If you could cure a cfsers insomnia would that fix cfsme, no. But cfsme with insomnia just adds another thick layer of misery to cfsme. One thing for sure is that we need some new and effective treatments for sleep in cfsme. This would help improve our quality of life.
It's a tough situation to know which way to go.
 

perchance dreamer

Senior Member
Messages
1,707
I haven't seen it much of late but about 10yrs ago and earlier, it seemed common for drs to put cfsers on klonopin for sleep and would start at .5mg. There were some that just stayed at that dose for years and were fine, but others that got a tolerance to it within a few weeks and lift the dose to 1mg and then 2mg, then 3mg. Some of these drs would then realise the dose was getting too high and would just cut them off.

A long time ago, a doctor put me on 1/2 MG of Klonopin for sleep, saying it was such a low dose that I wouldn't have a problem with it. I developed tolerance, but, thankfully, decided not to go up on dosage. Still, tapering off the small dose of Klonopin was torment. I wouldn't take benzos again for anything on earth. I know some people might not have the problems I did, but I'd still advise being extremely careful.
 
Messages
764
Location
Israel
I tried the method of just once a week lorazapam. I could feel the withdrawal already 24 hours later. Horrible. I think twice would get me addicted.

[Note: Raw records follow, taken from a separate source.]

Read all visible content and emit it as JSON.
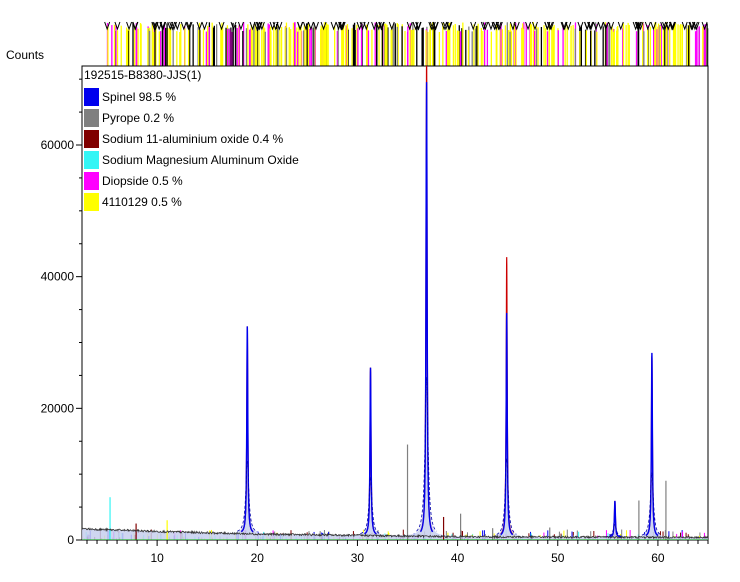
{
  "chart_data": {
    "type": "line",
    "ylabel": "Counts",
    "xlabel": "",
    "sample_name": "192515-B8380-JJS(1)",
    "xlim": [
      2.5,
      65
    ],
    "ylim": [
      0,
      72000
    ],
    "x_ticks": [
      10,
      20,
      30,
      40,
      50,
      60
    ],
    "y_ticks": [
      0,
      20000,
      40000,
      60000
    ],
    "legend": [
      {
        "label": "Spinel 98.5 %",
        "color": "#0000ee"
      },
      {
        "label": "Pyrope 0.2 %",
        "color": "#808080"
      },
      {
        "label": "Sodium 11-aluminium oxide 0.4 %",
        "color": "#800000"
      },
      {
        "label": "Sodium Magnesium Aluminum Oxide",
        "color": "#33f5f5"
      },
      {
        "label": "Diopside 0.5 %",
        "color": "#ff00ff"
      },
      {
        "label": "4110129 0.5 %",
        "color": "#ffff00"
      }
    ],
    "peaks_observed": [
      {
        "x": 19.0,
        "y": 31500
      },
      {
        "x": 31.3,
        "y": 25500
      },
      {
        "x": 36.9,
        "y": 73000
      },
      {
        "x": 44.9,
        "y": 42500
      },
      {
        "x": 55.7,
        "y": 5500
      },
      {
        "x": 59.4,
        "y": 27500
      }
    ],
    "peaks_calculated": [
      {
        "x": 19.0,
        "y": 31500
      },
      {
        "x": 31.3,
        "y": 25500
      },
      {
        "x": 36.9,
        "y": 69000
      },
      {
        "x": 44.9,
        "y": 34000
      },
      {
        "x": 55.7,
        "y": 5500
      },
      {
        "x": 59.4,
        "y": 28000
      }
    ],
    "background": [
      [
        2.5,
        1700
      ],
      [
        10,
        1300
      ],
      [
        20,
        900
      ],
      [
        30,
        700
      ],
      [
        40,
        500
      ],
      [
        50,
        450
      ],
      [
        65,
        400
      ]
    ],
    "reference_sticks": [
      {
        "x": 5.3,
        "y": 6500,
        "color": "#33f5f5"
      },
      {
        "x": 7.9,
        "y": 2500,
        "color": "#800000"
      },
      {
        "x": 11.0,
        "y": 3000,
        "color": "#ffff00"
      },
      {
        "x": 35.0,
        "y": 14500,
        "color": "#808080"
      },
      {
        "x": 38.6,
        "y": 3500,
        "color": "#800000"
      },
      {
        "x": 40.3,
        "y": 4000,
        "color": "#808080"
      },
      {
        "x": 43.5,
        "y": 1800,
        "color": "#808080"
      },
      {
        "x": 49.2,
        "y": 1900,
        "color": "#808080"
      },
      {
        "x": 58.1,
        "y": 6000,
        "color": "#808080"
      },
      {
        "x": 60.8,
        "y": 9000,
        "color": "#808080"
      }
    ]
  }
}
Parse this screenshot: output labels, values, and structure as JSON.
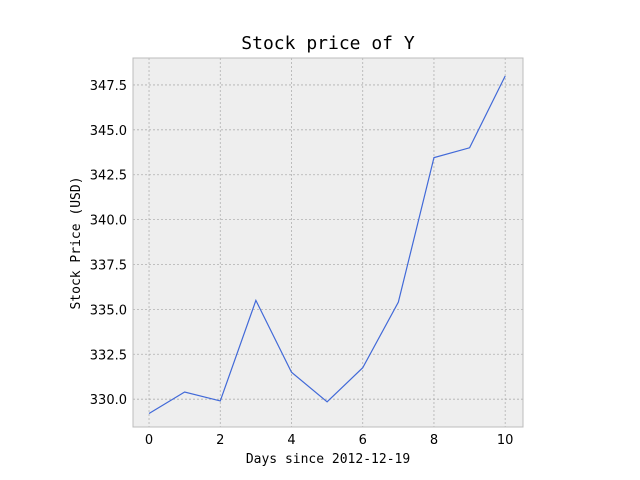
{
  "chart_data": {
    "type": "line",
    "title": "Stock price of Y",
    "xlabel": "Days since 2012-12-19",
    "ylabel": "Stock Price (USD)",
    "xlim": [
      -0.45,
      10.5
    ],
    "ylim": [
      328.45,
      349.0
    ],
    "x_ticks": [
      0,
      2,
      4,
      6,
      8,
      10
    ],
    "y_ticks": [
      330.0,
      332.5,
      335.0,
      337.5,
      340.0,
      342.5,
      345.0,
      347.5
    ],
    "grid": true,
    "legend": "none",
    "series": [
      {
        "color": "#4169d8",
        "x": [
          0,
          1,
          2,
          3,
          4,
          5,
          6,
          7,
          8,
          9,
          10
        ],
        "y": [
          329.2,
          330.4,
          329.9,
          335.5,
          331.5,
          329.85,
          331.75,
          335.4,
          343.45,
          344.0,
          348.0
        ]
      }
    ],
    "colors": {
      "plot_background": "#eeeeee",
      "grid": "#b0b0b0",
      "frame": "#bcbcbc"
    }
  }
}
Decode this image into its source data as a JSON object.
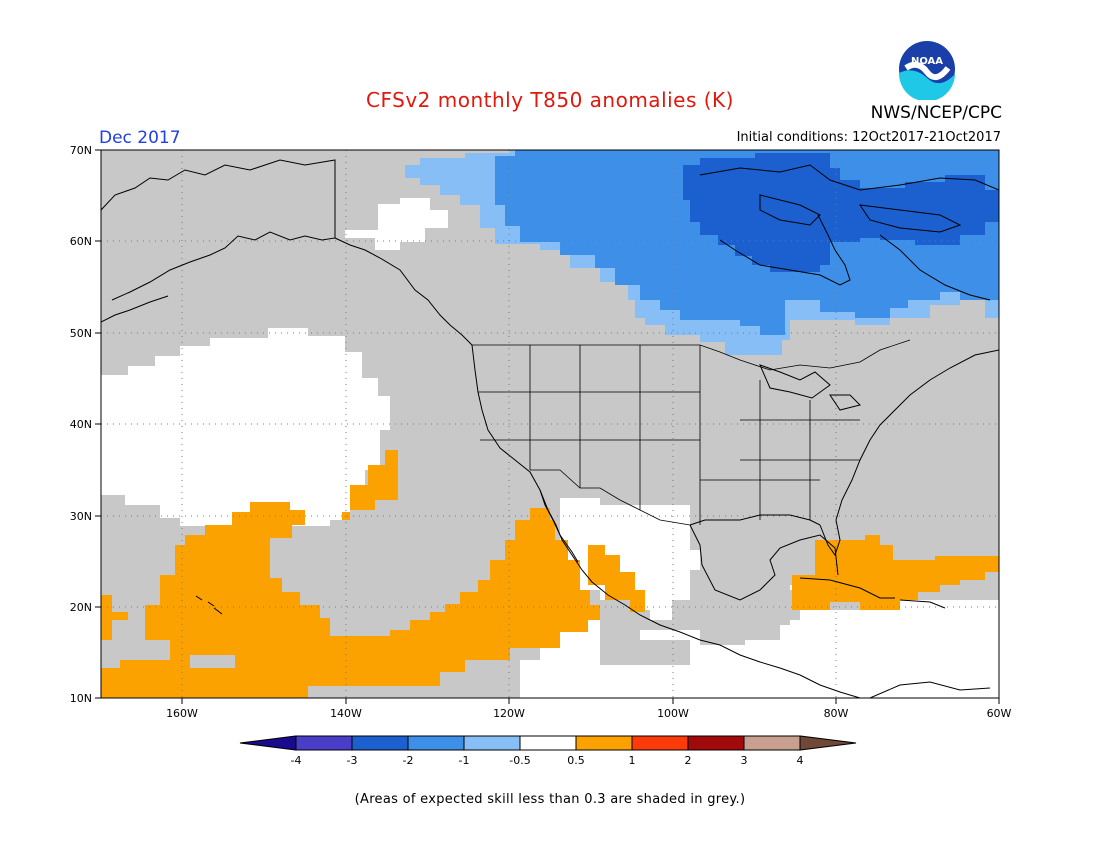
{
  "header": {
    "title": "CFSv2 monthly T850 anomalies (K)",
    "month": "Dec 2017",
    "initial_conditions": "Initial conditions: 12Oct2017-21Oct2017",
    "agency": "NWS/NCEP/CPC",
    "logo_text": "NOAA"
  },
  "map": {
    "lat_labels": [
      "70N",
      "60N",
      "50N",
      "40N",
      "30N",
      "20N",
      "10N"
    ],
    "lon_labels": [
      "160W",
      "140W",
      "120W",
      "100W",
      "80W",
      "60W"
    ],
    "colors": {
      "grey_low_skill": "#c8c8c8",
      "neutral": "#ffffff",
      "cold_0_5_to_1": "#86bef5",
      "cold_1_to_2": "#3e8fe8",
      "cold_2_to_3": "#1c60d0",
      "warm_0_5_to_1": "#fba100",
      "coastline": "#000000"
    }
  },
  "colorbar": {
    "labels": [
      "-4",
      "-3",
      "-2",
      "-1",
      "-0.5",
      "0.5",
      "1",
      "2",
      "3",
      "4"
    ],
    "colors": [
      "#1a0a8e",
      "#4a3ec8",
      "#1c60d0",
      "#3e8fe8",
      "#86bef5",
      "#ffffff",
      "#fba100",
      "#fb3c0a",
      "#a00a0a",
      "#c8a090",
      "#704838"
    ]
  },
  "footnote": "(Areas of expected skill less than 0.3 are shaded in grey.)"
}
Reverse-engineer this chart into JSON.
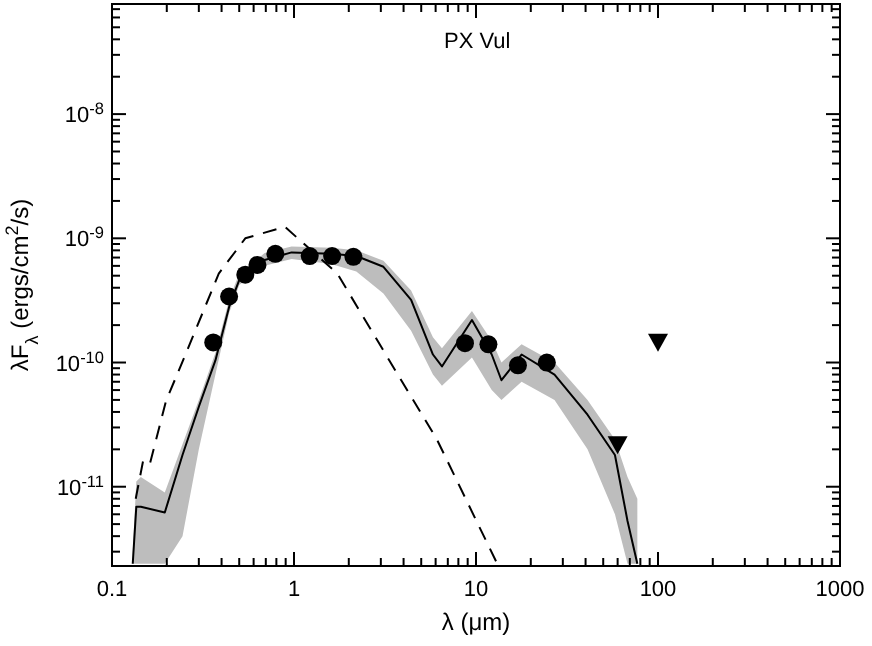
{
  "chart_data": {
    "type": "line",
    "title": "PX Vul",
    "xlabel": "λ (μm)",
    "ylabel": "λF$_{λ}$ (ergs/cm$^{2}$/s)",
    "log": "xy",
    "grid": false,
    "xlim": [
      0.1,
      1000
    ],
    "ylim": [
      2.3e-12,
      7.7e-08
    ],
    "xticks": [
      {
        "value": 0.1,
        "label": "0.1"
      },
      {
        "value": 0.2,
        "label": null
      },
      {
        "value": 0.3,
        "label": null
      },
      {
        "value": 0.4,
        "label": null
      },
      {
        "value": 0.5,
        "label": null
      },
      {
        "value": 0.6,
        "label": null
      },
      {
        "value": 0.7,
        "label": null
      },
      {
        "value": 0.8,
        "label": null
      },
      {
        "value": 0.9,
        "label": null
      },
      1,
      {
        "value": 2,
        "label": null
      },
      {
        "value": 3,
        "label": null
      },
      {
        "value": 4,
        "label": null
      },
      {
        "value": 5,
        "label": null
      },
      {
        "value": 6,
        "label": null
      },
      {
        "value": 7,
        "label": null
      },
      {
        "value": 8,
        "label": null
      },
      {
        "value": 9,
        "label": null
      },
      10,
      {
        "value": 20,
        "label": null
      },
      {
        "value": 30,
        "label": null
      },
      {
        "value": 40,
        "label": null
      },
      {
        "value": 50,
        "label": null
      },
      {
        "value": 60,
        "label": null
      },
      {
        "value": 70,
        "label": null
      },
      {
        "value": 80,
        "label": null
      },
      {
        "value": 90,
        "label": null
      },
      100,
      {
        "value": 200,
        "label": null
      },
      {
        "value": 300,
        "label": null
      },
      {
        "value": 400,
        "label": null
      },
      {
        "value": 500,
        "label": null
      },
      {
        "value": 600,
        "label": null
      },
      {
        "value": 700,
        "label": null
      },
      {
        "value": 800,
        "label": null
      },
      {
        "value": 900,
        "label": null
      },
      1000
    ],
    "yticks": [
      {
        "value": 3e-12,
        "label": null
      },
      {
        "value": 4e-12,
        "label": null
      },
      {
        "value": 5e-12,
        "label": null
      },
      {
        "value": 6e-12,
        "label": null
      },
      {
        "value": 7e-12,
        "label": null
      },
      {
        "value": 8e-12,
        "label": null
      },
      {
        "value": 9e-12,
        "label": null
      },
      {
        "value": 1e-11,
        "label": "10$^{-11}$"
      },
      {
        "value": 2e-11,
        "label": null
      },
      {
        "value": 3e-11,
        "label": null
      },
      {
        "value": 4e-11,
        "label": null
      },
      {
        "value": 5e-11,
        "label": null
      },
      {
        "value": 6e-11,
        "label": null
      },
      {
        "value": 7e-11,
        "label": null
      },
      {
        "value": 8e-11,
        "label": null
      },
      {
        "value": 9e-11,
        "label": null
      },
      {
        "value": 1e-10,
        "label": "10$^{-10}$"
      },
      {
        "value": 2e-10,
        "label": null
      },
      {
        "value": 3e-10,
        "label": null
      },
      {
        "value": 4e-10,
        "label": null
      },
      {
        "value": 5e-10,
        "label": null
      },
      {
        "value": 6e-10,
        "label": null
      },
      {
        "value": 7e-10,
        "label": null
      },
      {
        "value": 8e-10,
        "label": null
      },
      {
        "value": 9e-10,
        "label": null
      },
      {
        "value": 1e-09,
        "label": "10$^{-9}$"
      },
      {
        "value": 2e-09,
        "label": null
      },
      {
        "value": 3e-09,
        "label": null
      },
      {
        "value": 4e-09,
        "label": null
      },
      {
        "value": 5e-09,
        "label": null
      },
      {
        "value": 6e-09,
        "label": null
      },
      {
        "value": 7e-09,
        "label": null
      },
      {
        "value": 8e-09,
        "label": null
      },
      {
        "value": 9e-09,
        "label": null
      },
      {
        "value": 1e-08,
        "label": "10$^{-8}$"
      },
      {
        "value": 2e-08,
        "label": null
      },
      {
        "value": 3e-08,
        "label": null
      },
      {
        "value": 4e-08,
        "label": null
      },
      {
        "value": 5e-08,
        "label": null
      },
      {
        "value": 6e-08,
        "label": null
      },
      {
        "value": 7e-08,
        "label": null
      }
    ],
    "series": [
      {
        "color": "#000000",
        "line_style": "solid",
        "marker": "none",
        "x": [
          0.13,
          0.136,
          0.144,
          0.195,
          0.244,
          0.3,
          0.37,
          0.44,
          0.5,
          0.69,
          0.97,
          1.6,
          2.2,
          3.1,
          4.4,
          5.8,
          6.5,
          9.5,
          12.2,
          13.8,
          17.8,
          27,
          41,
          58,
          68,
          77
        ],
        "values": [
          2.4e-12,
          6.9e-12,
          6.9e-12,
          6.2e-12,
          1.8e-11,
          4.4e-11,
          1.04e-10,
          2.8e-10,
          4.6e-10,
          6.7e-10,
          7.7e-10,
          7.5e-10,
          7.2e-10,
          5.9e-10,
          3.2e-10,
          1.16e-10,
          9.3e-11,
          2.2e-10,
          1.16e-10,
          7.2e-11,
          1.16e-10,
          8e-11,
          3.8e-11,
          1.8e-11,
          5.3e-12,
          2.4e-12
        ],
        "lower": [
          2.4e-12,
          2.4e-12,
          2.4e-12,
          2.4e-12,
          4e-12,
          2e-11,
          8e-11,
          2.5e-10,
          4.2e-10,
          6e-10,
          6.8e-10,
          6.2e-10,
          5.4e-10,
          3.6e-10,
          1.8e-10,
          8e-11,
          6.5e-11,
          1.1e-10,
          6e-11,
          5e-11,
          7e-11,
          5e-11,
          2e-11,
          6e-12,
          2.4e-12,
          2.4e-12
        ],
        "upper": [
          3e-12,
          1.1e-11,
          1.2e-11,
          9e-12,
          2.2e-11,
          5e-11,
          1.2e-10,
          3.2e-10,
          5.2e-10,
          7.6e-10,
          8.6e-10,
          8.4e-10,
          8e-10,
          6.6e-10,
          3.8e-10,
          1.6e-10,
          1.3e-10,
          2.6e-10,
          1.5e-10,
          1e-10,
          1.4e-10,
          1e-10,
          5e-11,
          2.4e-11,
          1.2e-11,
          8e-12
        ]
      },
      {
        "color": "#000000",
        "line_style": "dashed",
        "marker": "none",
        "x": [
          0.135,
          0.148,
          0.161,
          0.198,
          0.254,
          0.386,
          0.54,
          0.89,
          1.73,
          3.7,
          6.1,
          12.9
        ],
        "values": [
          8e-12,
          1.6e-11,
          1.5e-11,
          4.9e-11,
          1.17e-10,
          5.2e-10,
          1e-09,
          1.24e-09,
          5.2e-10,
          8.1e-11,
          2.4e-11,
          2.5e-12
        ]
      },
      {
        "type": "scatter",
        "color": "#000000",
        "marker": "circle",
        "x": [
          0.36,
          0.44,
          0.54,
          0.63,
          0.79,
          1.22,
          1.62,
          2.12,
          8.7,
          11.7,
          17,
          24.5
        ],
        "values": [
          1.45e-10,
          3.4e-10,
          5.1e-10,
          6.1e-10,
          7.5e-10,
          7.2e-10,
          7.2e-10,
          7.1e-10,
          1.43e-10,
          1.4e-10,
          9.5e-11,
          1e-10
        ]
      },
      {
        "type": "scatter",
        "color": "#000000",
        "marker": "triangle",
        "x": [
          60,
          100
        ],
        "values": [
          2.2e-11,
          1.47e-10
        ]
      }
    ]
  }
}
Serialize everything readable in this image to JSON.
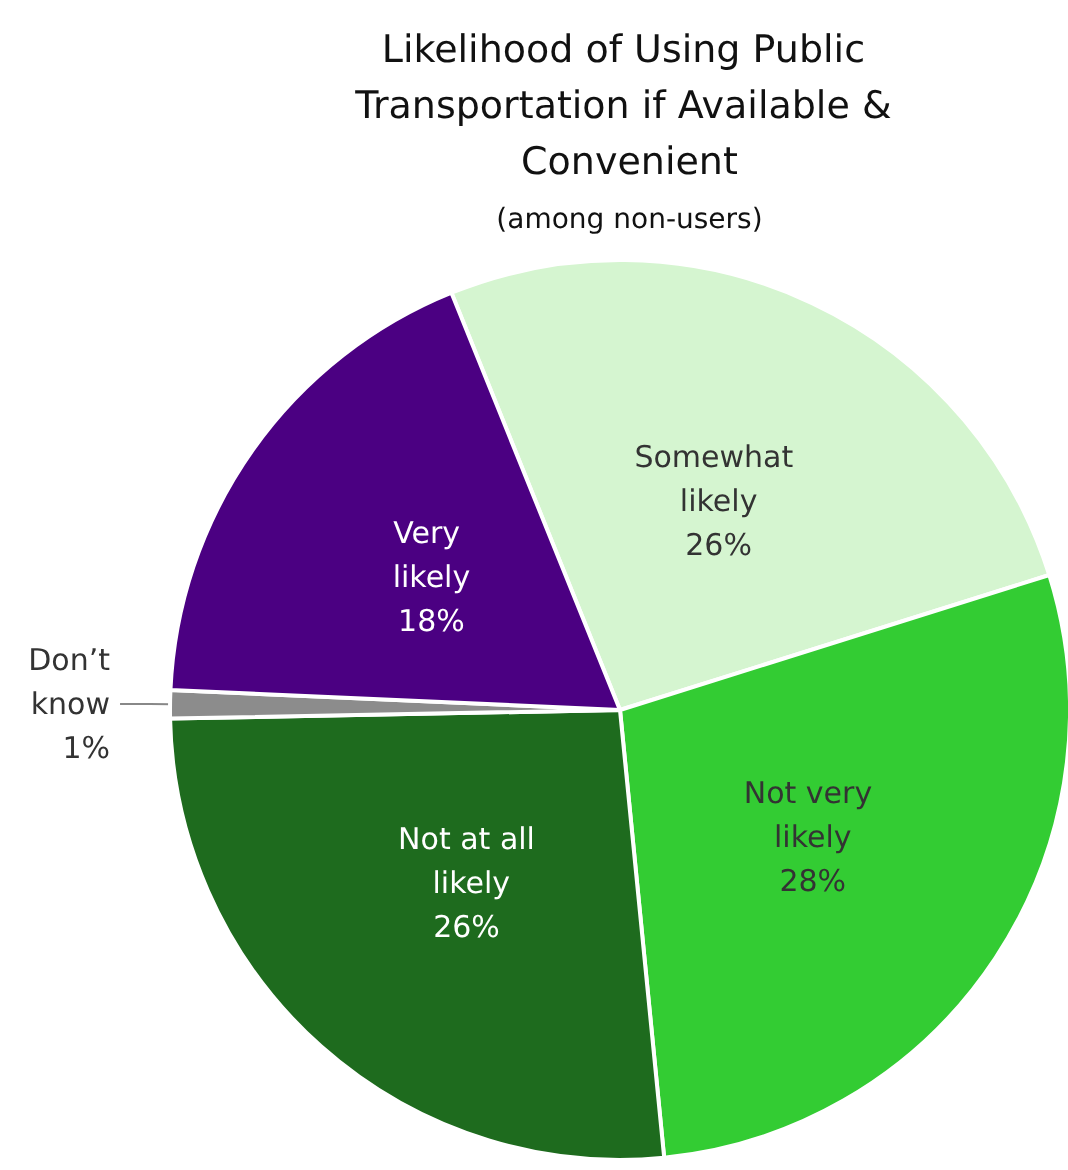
{
  "chart_data": {
    "type": "pie",
    "title": "Likelihood of Using Public Transportation if Available & Convenient",
    "subtitle": "(among non-users)",
    "categories": [
      "Somewhat likely",
      "Not very likely",
      "Not at all likely",
      "Don’t know",
      "Very likely"
    ],
    "values": [
      26,
      28,
      26,
      1,
      18
    ],
    "value_labels": [
      "26%",
      "28%",
      "26%",
      "1%",
      "18%"
    ],
    "colors": [
      "#d5f5d0",
      "#33cc33",
      "#1e6b1e",
      "#8c8c8c",
      "#4b0082"
    ],
    "legend": false
  }
}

I prefer diazepam, benzos with a longer half life.
I prefer diazepam once every week to once every 2 weeks. Even that is too much but this illness is too hard for me to stop altogether.

I once took a whole year just to get off a tiny dose of clonex. I was forced to go to doctors privately for help, and they weren't that understanding.
 

YippeeKi YOW !!

Senior Member
Messages
16,064
Location
Second star to the right ...
I tried the method of just once a week lorazapam. I could feel the withdrawal already 24 hours later. Horrible. I think twice would get me addicted.
I prefer diazepam, benzos with a longer half life.
I agree. If you have to take a benzo for sleep or other ME related reasons, the longer the half life, the better.

Valium/Diazepam has the longest half life on record, ranging from a minimum of 24 hrs to as much 76 hours or more, varying with the individual and how your Cytochrome P450/3A4 pathway works. If it's slow, the half life will be longer, if it's speedy, it'll be more towards th 24 hr end ....

The benzo risks are still there with Valium, but they're somewhat less than with the short acting, short half-life offerings lie alprazolam, lorazepam, and others that I cant recall, where the risks are pretty much an absolute guarantee ...

Also, to clarify potential misunderstandings, the half-life of these drugs isn't an indication of how long they have a therapeutic effect but rather how long metabolites will be present and traceable in your blood, even tho inactive in terms of treatment. But the longer the half life, the more gradually the therapeutic effect wears off, so gentler all the way around.
I was forced to go to doctors privately for help, and they weren't that understanding.
As far as I know, that's the only way to get medically provided tapering help, whcih requires a raft of special licensing and extremely close oversight and potential interference from the AMA and the DEA, among others, including possible loss of your license to practice. It's a risky business, so my guess would be that Drs who choose to do that do it for the money, which can be SUBSTANTIAL and generally not out of empathy ....


EDIT .... for one very confusing typo. Left any others alone, cause too fatigued right now to give a hooha ...
 
Last edited:

JES

Senior Member
Messages
1,335
I think it was touched upon above, but being in this constant withdrawal could create problems with taking a short-acting benzo a few times a week. More specifically it would be kindling or sedative-hypnotic withdrawal (wiki), which sounds scary.

You can be highly addicted to something like nicotine without it necessarily having very dangerous withdrawal effects, so those two are separate things.